Around this time of year, many clients ask me: “What do you think of the (such-and-such) website? I normally pay to be featured there, but I’m wondering if I should renew or not”.
It’s a good question, or at least it’s a question which must be asked every time a renewal comes up. Unlike say, magazines (which you might well choose to support based on various unquantifiable factors), websites should be evaluated on their performance. Unless a website is specifically getting people to telephone you (unlikely), or is running its own lead-fulfilment system, its main purpose will be to send visitors to your own website. And therefore the answer to whether it’s worth any investment is sitting there in your website visitor statistics.
Before you delve into the numbers however, it is worth considering whether there’s a ‘corporate branding’ element to being on the website concerned. In other words, if there was no click-through to your website, how much would you be prepared to pay just to have your name or logo there? If there’s a value to that, you should start by subtracting that from what it’s costing you to be on the site.
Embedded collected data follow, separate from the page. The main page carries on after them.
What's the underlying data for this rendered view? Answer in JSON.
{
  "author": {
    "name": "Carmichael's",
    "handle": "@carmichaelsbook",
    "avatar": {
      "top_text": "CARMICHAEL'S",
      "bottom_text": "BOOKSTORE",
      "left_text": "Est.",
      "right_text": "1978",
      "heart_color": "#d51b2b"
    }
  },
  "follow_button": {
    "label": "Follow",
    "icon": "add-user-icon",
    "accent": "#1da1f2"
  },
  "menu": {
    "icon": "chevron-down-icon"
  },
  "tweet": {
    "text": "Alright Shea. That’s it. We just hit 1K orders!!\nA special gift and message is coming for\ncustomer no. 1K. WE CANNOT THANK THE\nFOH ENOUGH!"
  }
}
Whether or not you consider that to be worth something, take what’s left over to your website visitor statistics.
Now take a look at your “traffic sources” report. At the simplest level, just look at the number of visits you received from that website, and work out how much it’s cost you for each visitor. Could that money have got you more visitors from an advertising medium where you can just ‘buy visitors’? Google AdWords, for example, can get you as many visitors as you want at a known rate (£1.50 is always a good estimate).
So, from this you might have discovered that you’ve paid the website £400 to be featured for a year, and it’s sent you 160 visitors, so that’s £2.50 a time. Can you just call off more visitors than that from a ‘pay-per-click’ source for £400? Your call.
It’s worth getting a little more sophisticated than that, however. Firstly, look at the ‘pages per visit’. This is a good indicator (although it’s no more than that) of the interest which the visitors have in your site, and therefore their relevance. Does the traffic compare well with other sources? Secondly, if you only deal in certain areas – and this is crucial if you’re a UK-only operation – you’ll need to look at where the traffic is coming from. If you’re using Google Analytics, just click the secondary value (see illustration) and select ‘Country/Territory’. Now you’ll be able to see the number of visitors from your chosen website who are also in the countries you care about. This may well be a much lower figure than the 160 in our example above. But don’t forget, your comparison ‘pay-per-click’ source, like Google AdWords, may be able to get you 100% of its visitors from the desired geographical territory.
With some websites now charging thousands of pounds for an annual subscription, it’s crucial to ensure you’re getting good value from them. As long as they think you’re going to renew your subscription without much analysis, they won’t bother to go to the effort of justifying the return on investment they can offer.